It began with a loaf of bread.
As Megan Swanson Chao ’09 stirred up Rwanda’s red dirt on her walk home from a summer internship with Breakthrough Partners, a group of boys ran up to her and a friend, asking for money.
“They were really persistent,” recalls Megan of the encounter nearly 10 years ago. “It forced us to take a second look.” The women offered some bread to the children, who devoured it. The gesture led the women to look for the children every day that summer when they walked to their internships in Kigali, the capital of Rwanda, a small, densely populated central African country. Sometimes, Megan would bring food. Other times, they took the boys’ laundry home to wash.
Near the end of the summer, the students were devastated to learn their friends — some as young as 5 — had been rounded up by the police. According to Human Rights Watch, Rwandan authorities routinely detain the poor, including street children, for prolonged periods in “transit centers.” The women asked local organizations for help, but all were full or didn’t work with street children.
To free the children, the women rented a house. A Rwandan friend agreed to care for the boys. That was the start of Hope for Life, which provides shelter, training, and other benefits to impoverished youth in Rwanda.
“We never meant to start a nonprofit. We didn’t have a vision or a strategic plan. We were just trying to get our friends out of jail,” says Megan of the effort she began while still a psychology major at SPU. “We started out by sending the money ourselves for the rent each month while speaking at different churches around Seattle, sharing the story and asking people to help.”
Almost a decade later, Hope for Life has helped 83 Rwandan children escape homelessness. Nearly 200 children have enrolled in school. Nearly 600 lives have benefited from Hope for Life’s rehabilitative home, child sponsorships, job creation, and outreach program, all led by a 14-member Rwandan team — part of the organization’s belief that locals are best equipped to bring about change in their own communities.

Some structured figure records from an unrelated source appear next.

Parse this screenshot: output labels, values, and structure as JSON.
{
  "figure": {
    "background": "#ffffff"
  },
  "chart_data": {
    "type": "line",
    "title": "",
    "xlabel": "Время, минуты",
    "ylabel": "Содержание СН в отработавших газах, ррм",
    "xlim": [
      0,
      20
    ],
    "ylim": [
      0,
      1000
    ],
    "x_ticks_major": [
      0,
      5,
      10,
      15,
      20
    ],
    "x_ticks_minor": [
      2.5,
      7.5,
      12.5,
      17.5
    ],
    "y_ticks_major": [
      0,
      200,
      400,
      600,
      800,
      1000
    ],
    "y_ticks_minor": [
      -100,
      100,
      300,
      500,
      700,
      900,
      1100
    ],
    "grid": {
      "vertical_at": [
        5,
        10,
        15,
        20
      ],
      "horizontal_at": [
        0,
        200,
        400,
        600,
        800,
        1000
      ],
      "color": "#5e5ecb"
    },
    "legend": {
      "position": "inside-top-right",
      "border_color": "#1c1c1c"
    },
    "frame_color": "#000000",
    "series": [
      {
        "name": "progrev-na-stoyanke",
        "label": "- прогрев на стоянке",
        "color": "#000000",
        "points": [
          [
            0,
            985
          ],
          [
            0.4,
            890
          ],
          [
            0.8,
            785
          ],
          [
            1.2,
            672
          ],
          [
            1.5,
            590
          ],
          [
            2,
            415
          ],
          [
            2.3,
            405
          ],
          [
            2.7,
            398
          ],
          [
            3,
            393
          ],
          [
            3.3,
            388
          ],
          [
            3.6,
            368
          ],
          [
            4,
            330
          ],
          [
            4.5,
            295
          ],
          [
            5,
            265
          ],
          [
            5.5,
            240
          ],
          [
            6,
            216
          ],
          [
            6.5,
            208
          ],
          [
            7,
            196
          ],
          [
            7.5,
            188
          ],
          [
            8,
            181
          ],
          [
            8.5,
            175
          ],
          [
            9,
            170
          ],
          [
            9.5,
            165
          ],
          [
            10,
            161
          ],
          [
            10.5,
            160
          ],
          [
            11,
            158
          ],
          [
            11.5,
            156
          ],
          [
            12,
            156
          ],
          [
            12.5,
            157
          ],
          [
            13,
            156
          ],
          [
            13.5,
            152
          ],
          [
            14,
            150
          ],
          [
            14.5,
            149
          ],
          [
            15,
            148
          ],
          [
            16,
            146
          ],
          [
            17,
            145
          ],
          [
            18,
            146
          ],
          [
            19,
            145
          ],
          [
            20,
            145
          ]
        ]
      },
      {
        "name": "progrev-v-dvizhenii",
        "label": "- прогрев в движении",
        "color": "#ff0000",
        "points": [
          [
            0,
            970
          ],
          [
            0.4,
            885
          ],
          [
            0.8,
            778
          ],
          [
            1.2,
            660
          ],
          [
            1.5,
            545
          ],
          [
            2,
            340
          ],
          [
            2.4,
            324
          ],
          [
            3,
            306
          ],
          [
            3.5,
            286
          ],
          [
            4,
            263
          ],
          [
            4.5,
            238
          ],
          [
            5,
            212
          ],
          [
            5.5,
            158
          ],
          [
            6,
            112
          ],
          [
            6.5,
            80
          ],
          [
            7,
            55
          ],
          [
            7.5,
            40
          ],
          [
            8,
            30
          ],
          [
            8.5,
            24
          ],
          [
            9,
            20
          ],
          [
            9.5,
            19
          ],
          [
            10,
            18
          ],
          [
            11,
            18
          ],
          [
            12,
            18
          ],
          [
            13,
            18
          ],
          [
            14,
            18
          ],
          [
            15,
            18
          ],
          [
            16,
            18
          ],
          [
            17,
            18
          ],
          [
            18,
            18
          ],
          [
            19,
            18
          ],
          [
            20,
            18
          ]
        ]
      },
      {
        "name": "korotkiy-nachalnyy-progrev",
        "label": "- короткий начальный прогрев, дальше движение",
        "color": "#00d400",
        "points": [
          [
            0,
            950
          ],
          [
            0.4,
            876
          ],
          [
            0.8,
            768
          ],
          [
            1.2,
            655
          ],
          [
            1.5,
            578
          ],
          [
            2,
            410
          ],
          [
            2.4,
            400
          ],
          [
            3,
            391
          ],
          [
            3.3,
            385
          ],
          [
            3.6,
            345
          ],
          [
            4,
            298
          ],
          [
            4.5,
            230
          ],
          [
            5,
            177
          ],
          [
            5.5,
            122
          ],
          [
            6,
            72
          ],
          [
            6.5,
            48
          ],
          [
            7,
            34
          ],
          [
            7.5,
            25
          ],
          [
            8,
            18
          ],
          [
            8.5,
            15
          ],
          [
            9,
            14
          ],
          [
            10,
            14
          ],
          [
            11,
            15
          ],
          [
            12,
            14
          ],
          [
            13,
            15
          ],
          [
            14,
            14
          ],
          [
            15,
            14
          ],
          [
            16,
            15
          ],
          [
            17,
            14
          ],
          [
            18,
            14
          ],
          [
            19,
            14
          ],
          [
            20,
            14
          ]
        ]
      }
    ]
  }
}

For her role as the ministry’s U.S. executive director and co-founder, Megan has been recognized as Seattle Pacific’s GOLD (Graduates of the Last Decade) 2018 Alumna of the Year.
Megan oversees the U.S. staff, volunteers, and interns; provides organizational oversight alongside the Rwandan executive director; manages donor relations, marketing, and communication; and leads an annual learning trip to Rwanda for U.S. supporters. But she’s quick to point to the collective effort of donors and Hope for Life staff in both countries.

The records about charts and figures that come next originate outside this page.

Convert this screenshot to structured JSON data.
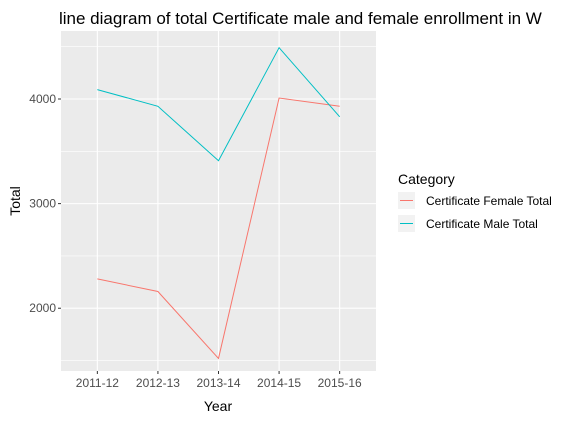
{
  "chart_data": {
    "type": "line",
    "title": "line diagram of total Certificate male and female enrollment in W",
    "xlabel": "Year",
    "ylabel": "Total",
    "categories": [
      "2011-12",
      "2012-13",
      "2013-14",
      "2014-15",
      "2015-16"
    ],
    "y_ticks": [
      2000,
      3000,
      4000
    ],
    "ylim": [
      1400,
      4650
    ],
    "grid": true,
    "legend_title": "Category",
    "legend_position": "right",
    "series": [
      {
        "name": "Certificate Female Total",
        "color": "#F8766D",
        "values": [
          2280,
          2160,
          1520,
          4010,
          3930
        ]
      },
      {
        "name": "Certificate Male Total",
        "color": "#00BFC4",
        "values": [
          4090,
          3930,
          3410,
          4490,
          3830
        ]
      }
    ]
  }
}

“For Megan, it’s not about alleviating poverty in Rwanda, it’s about helping the most vulnerable see the life they were created for,” says Corey Hage ’03, one of Hope for Life’s board members.
Hope for Life has seen traumatized children start to believe that they are valuable. “That changes everything,” Megan says. “The challenges are immense but seeing the hope come back into their eyes is so worth it.”